Para Aristóteles, a prática da cidadania estava diretamente relacionada com o ócio, ou seja, a disponibilidade de tempo para se entregar completamente aos negócios públicos, que o filósofo denominou como “virtude”. Dessa forma, o trabalho era visto como indigno, como algo que desmerecia o homem, enquanto o tempo livre daqueles que não precisavam trabalhar era um motivo distinção, de supremacia.
Ao analisarmos as palavras de Aristóteles, percebemos que mesmo entre homens livres, o fato de trabalhar ou não era um dado marcante para a vida social do mundo grego e que no caso dos homens livres mais pobres, a participação política foi mais sustentável durante o contexto do século V a.C., quando Péricles estendeu a participação aos trabalhadores através do pagamento de salário, podendo assim deixar seus afazeres para participarem da Assembleia.
Na época de Aristóteles, a Hélade já era um domínio macedônico, não havia mais a democracia, sendo que as cidades-Estado estavam submetidas ao controle de Alexandre Magno, dessa forma, o poder do cidadão estava limitado, com poucas instâncias de ação, dentre elas, a possibilidade da assembléia reunida exercer o papel de juiz como no documento abaixo, citado por Paul Veyne*, estudioso especializado nos estudos gregos:
Num processo em que era acusado e a multidão ateniense atuava como juiz, Demóstenes [orador político, 384-322 a.C.] jogou na cara do adversário [também um orador político] as seguintes críticas: “Sou melhor que Esquines e mais bem nascido; não gostaria de dar a impressão de insultar a pobreza, mas devo dizer que meu quinhão foi, quando criança, frequentar boas escolas e ter bastante fortuna para que a necessidade não me obrigasse a trabalhos vergonhosos. Tu, Esquines, foi teu destino, quando criança, varreres como um escravo a sala de aula onde teu pai lecionava.” Demóstenes ganhou triunfalmente o processo.

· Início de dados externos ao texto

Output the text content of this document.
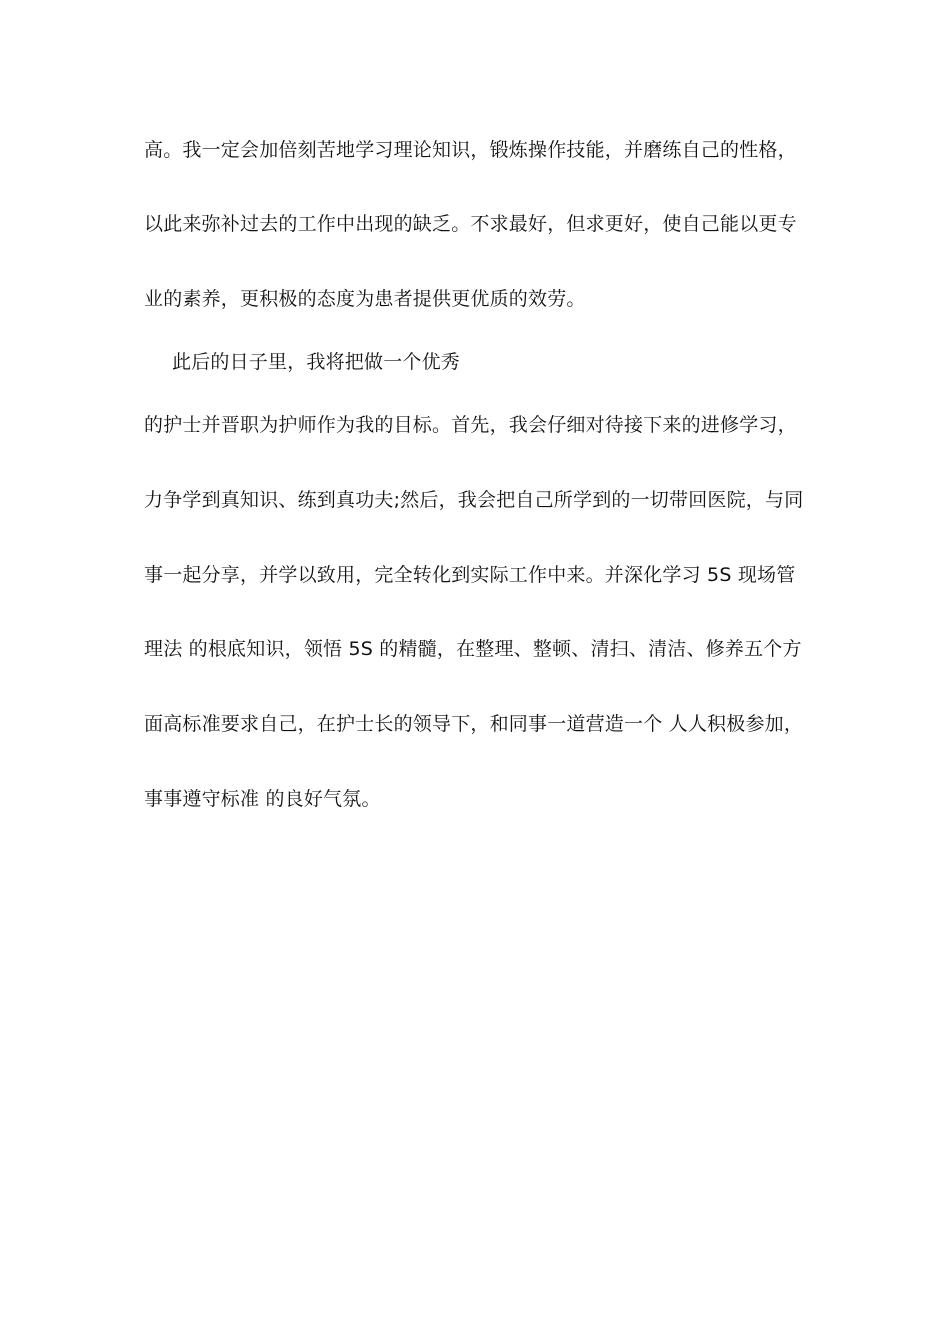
高。我一定会加倍刻苦地学习理论知识，锻炼操作技能，并磨练自己的性格，
以此来弥补过去的工作中出现的缺乏。不求最好，但求更好，使自己能以更专
业的素养，更积极的态度为患者提供更优质的效劳。
此后的日子里，我将把做一个优秀
的护士并晋职为护师作为我的目标。首先，我会仔细对待接下来的进修学习，
力争学到真知识、练到真功夫;然后，我会把自己所学到的一切带回医院，与同
事一起分享，并学以致用，完全转化到实际工作中来。并深化学习 5S 现场管
理法 的根底知识，领悟 5S 的精髓，在整理、整顿、清扫、清洁、修养五个方
面高标准要求自己，在护士长的领导下，和同事一道营造一个 人人积极参加，
事事遵守标准 的良好气氛。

Esquines era um homem livre, de condição humilde, filho de um professor e que segundo aponta o fragmento, ajudou o pai com pequenos serviços, enquanto ele ensinava aos filhos de abastados senhores, fazendo com que o conhecimento se tornasse ainda mais raro e seleto para aqueles que o detinham e muito mais distante para aqueles que não possuíam tempo, ou melhor dizendo, não tinham recursos para se afastar do trabalho e saborear os benefícios de gozar o ócio e de se afirmar enquanto agente influente no sua cidade.
O ócio era a chave para ser considerado um homem na plenitude de suas ações, enquanto o trabalho afastava o homem livre dessa condição, aproximando-o da situação mais vil: a escravidão. A honra e a distinção estavam intimamente ligadas ao poder que o tempo livre concedia àqueles que queriam receber conhecimentos e deles se valer para exercer o poder, algo que foi conservado durante muitos séculos e somente no último século vem sendo modificado, de modo mais ou menos rápido, dependendo da civilização que analisemos.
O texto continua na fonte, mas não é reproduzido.